Unveiled: The Unconventional Court Order - A Nondisclosure Decree of Unusual Proportions
In a series of events that have raised questions about the use of superinjunctions in the UK, two prominent newspapers found themselves at the centre of a legal battle.
Last Tuesday, a superinjunction that had been in place for nearly a decade was finally lifted, revealing a leak regarding a database of Afghans who collaborated with British officials during the occupation. The British government had requested the superinjunction in 2023 to prevent the publication of this sensitive information.
Larisa Brown, the defense editor at The Times of London, had previously stated that the superinjunction meant she could end up in prison if she discussed it with her husband, parents, or colleagues. Similarly, The Guardian was blocked from reporting on the report and from saying that it was blocked, a move taken by Trafigura in response to a preliminary scientific report about alleged toxic waste dumping by the company, which was obtained by a reporter at The Guardian in 2009.
Frank Gardner, a security correspondent at the BBC, noted growing questions as to whether the superinjunction was taken out for safety reasons alone. Simon Jenkins, a columnist at The Guardian, made a case that the real lesson of the leak is that Britain should never have spent a quarter of a century trying to impose its rule on Afghanistan in the first place.
The chair of a parliamentary intelligence committee questioned why the leak was kept from its members since they routinely handle classified material. In response, Paul Farrelly, a journalist turned lawmaker, mentioned the superinjunction in Parliament, which made its existence public.
The committee announced an inquiry into the leak, and around the same time, a group of journalists listened in to crowd chants at a soccer game in the hope of referencing a player's alleged affair that was all over the internet. Goodall, a former BBC journalist, heard about the leak from a source in 2023 and was read the riot act regardless. He came to think that the superinjunction "was no longer about getting people out, but keeping the story in."
Goodall also questioned whether politics played a major role in the decision-making process regarding the superinjunction. In 2011, a different lawmaker named a senior banker and a well-known soccer player who were reported to have taken out superinjunctions. A high-profile journalist admitted that he had taken out a superinjunction to suppress reports of an extramarital relationship.

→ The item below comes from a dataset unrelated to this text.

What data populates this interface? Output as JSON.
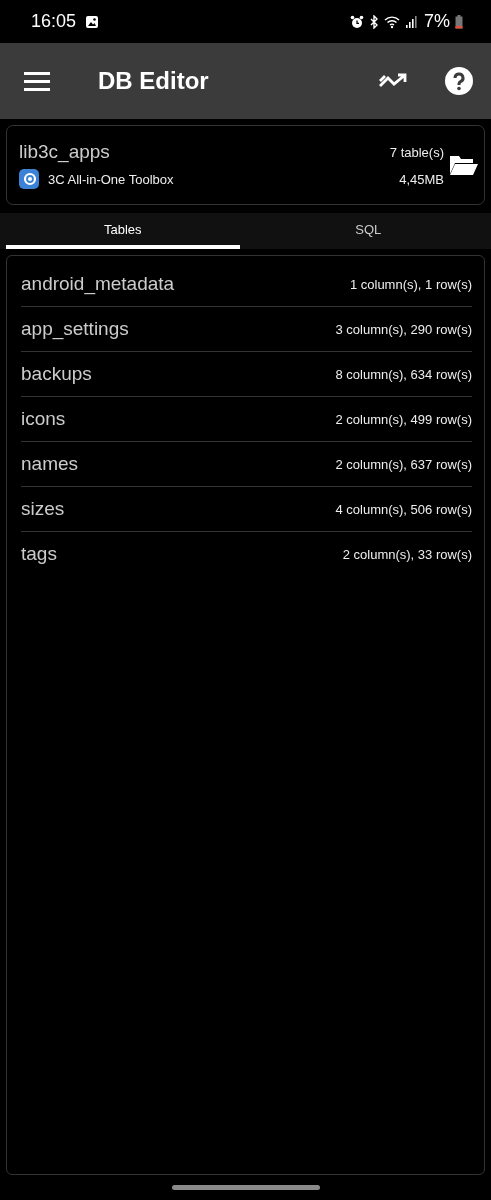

Holly Bancroft, a journalist at The Independent, covered the development of the government shutting down publicly available pathways to new applicants for resettlement earlier this month, leaving "people, including the children and families we support, in dangerous situations with no hope of rescue."
The use of superinjunctions has raised concerns about the freedom of the press and the public's right to know. The Guardian warned that a "dangerous precedent has been set" due to the superinjunction, and Lewis Goodall echoed this sentiment, stating that the superinjunction "was no longer about getting people out, but keeping the story in." Appearing on the BBC, Brown countered these concerns by stating that the superinjunction meant "none of these Afghans knew that their data had been breached, that this list was out there, that the Taliban might have it already, and that at any point the Taliban could come knocking at their door and kill them."
In 2023, the British government applied for a secret injunction to stop the media from reporting on a leaked database of secret-service and intelligence personnel's identities. The controversy surrounding superinjunctions continues, with many calling for reform to protect the freedom of the press and the public's right to know.